During the abovementioned period, Mr D accepted bribes worth more than NTD 6 million (about USD200,000) in total. This anti-corruption case was successfully investigated by the Taipei Field Division of the Investigation Bureau and the abovementioned suspects were charged with violation of Government Procurement Act, bribery, corruption and money laundering by prosecutor of the Shi-Lin District Prosecutors Office in September 2011.
Case Study 4 - Case provided by Hong Kong, China for the APG Yearly Typologies Report
In 2009, the executive director of a publicly listed company in Hong Kong conspired with the owner of a trustee company and the latter’s financial consultant, who later became the listed company’s vice-president (“the trio”) to deceive the Stock Exchange of Hong Kong Limited (“SEHK”) and the shareholders of the listed company. This deception included the acquisition of New Zealand dairy farms by providing false declarations that the ultimate beneficial owner of the trustee company was an independent third party to the listed company, failing to declare that the executive director had an interest in the acquisition, and that the executive director and the owner of trustee company had agreed to share the commission arising from the sale & purchase of the said New Zealand dairy farms.
False financial information of the New Zealand farm assets was also provided to the SEHK. The listed company made an announcement giving details of its plan to purchase the New Zealand farm assets but concealed the fact that the farm assets were suffering a substantial loss. The acquisition was approved by the shareholders of the listed company. HK$842 million was raised by the listed company through the issue of convertible notes. Part of the fund was paid to the trustee company in New Zealand which remitted back HK$73.7 million to a company owned by the executive director in Hong Kong. HK$68.95 million was then routed through the account of a solicitor’s firm in Hong Kong to the wife of the executive director.
Following ICAC investigation, the wife of the executive director and the solicitor were convicted of ML in September 2014, and were sentenced to 78 and 72 months of imprisonment respectively. Following an appeal, the Court of Appeal ordered a retrial against them. In April 2016, the trio was convicted of conspiracy to defraud. In addition, the executive director was convicted of ML. They were sentenced to imprisonment ranging from 60 to 99 months. The trio have lodged appeals against their conviction.

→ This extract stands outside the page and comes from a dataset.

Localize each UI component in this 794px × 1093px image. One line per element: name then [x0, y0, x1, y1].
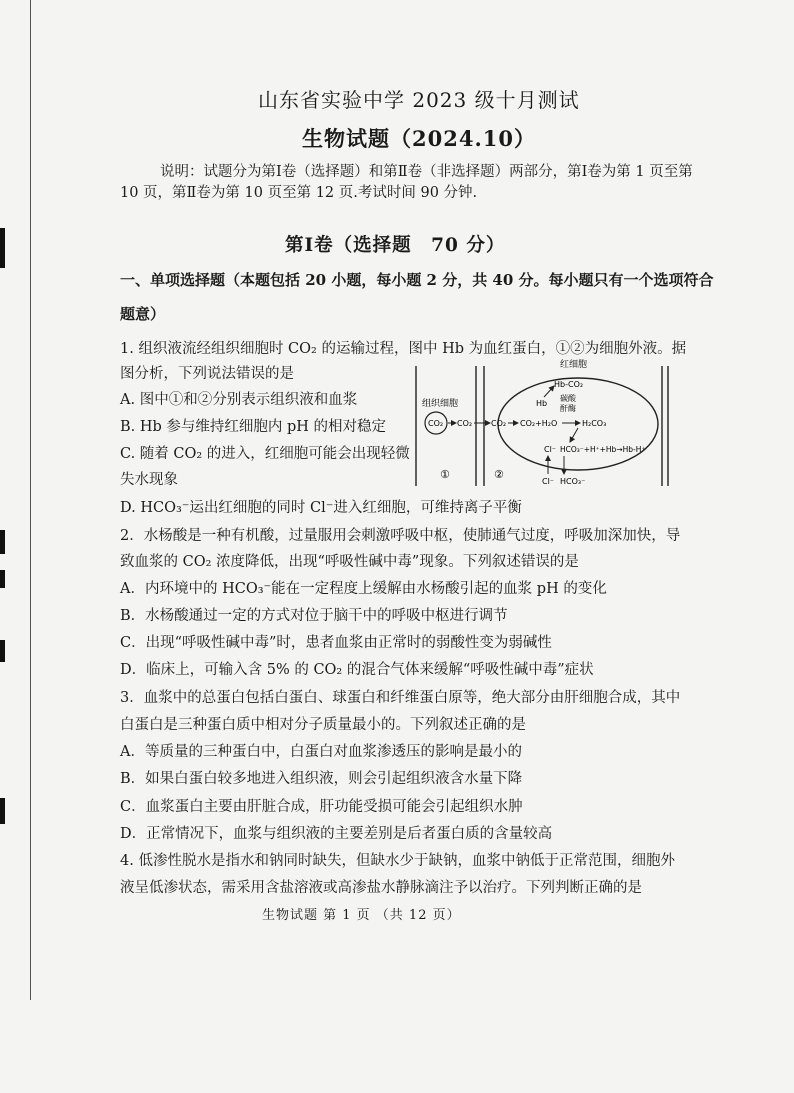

Open source materials on anti-corruption
There is a significant repository of open source materials on anti-corruption, a few of which are listed below:
APG - In 2016 APG has published the Recovering the Proceeds of Corruption in the Pacific – Joint Pacific Island Law Officers’ Network (PILON) and APG project report co-led by Papua New Guinea and Vanuatu containing Pacific Island case studies and typologies focussing on corruption.
Australia - Politically Exposed Persons (PEPs), Corruption and Foreign Bribery Brief. This brief is designed to provide information about ML methods, vulnerabilities and indicators associated with PEPs and laundering the proceeds of corruption including foreign bribery.
ESAAMLG - published the Report of the links between corruption and the implementation of anti-money laundering strategies and measures in the ESAAMLG region (see ESAAMLG website).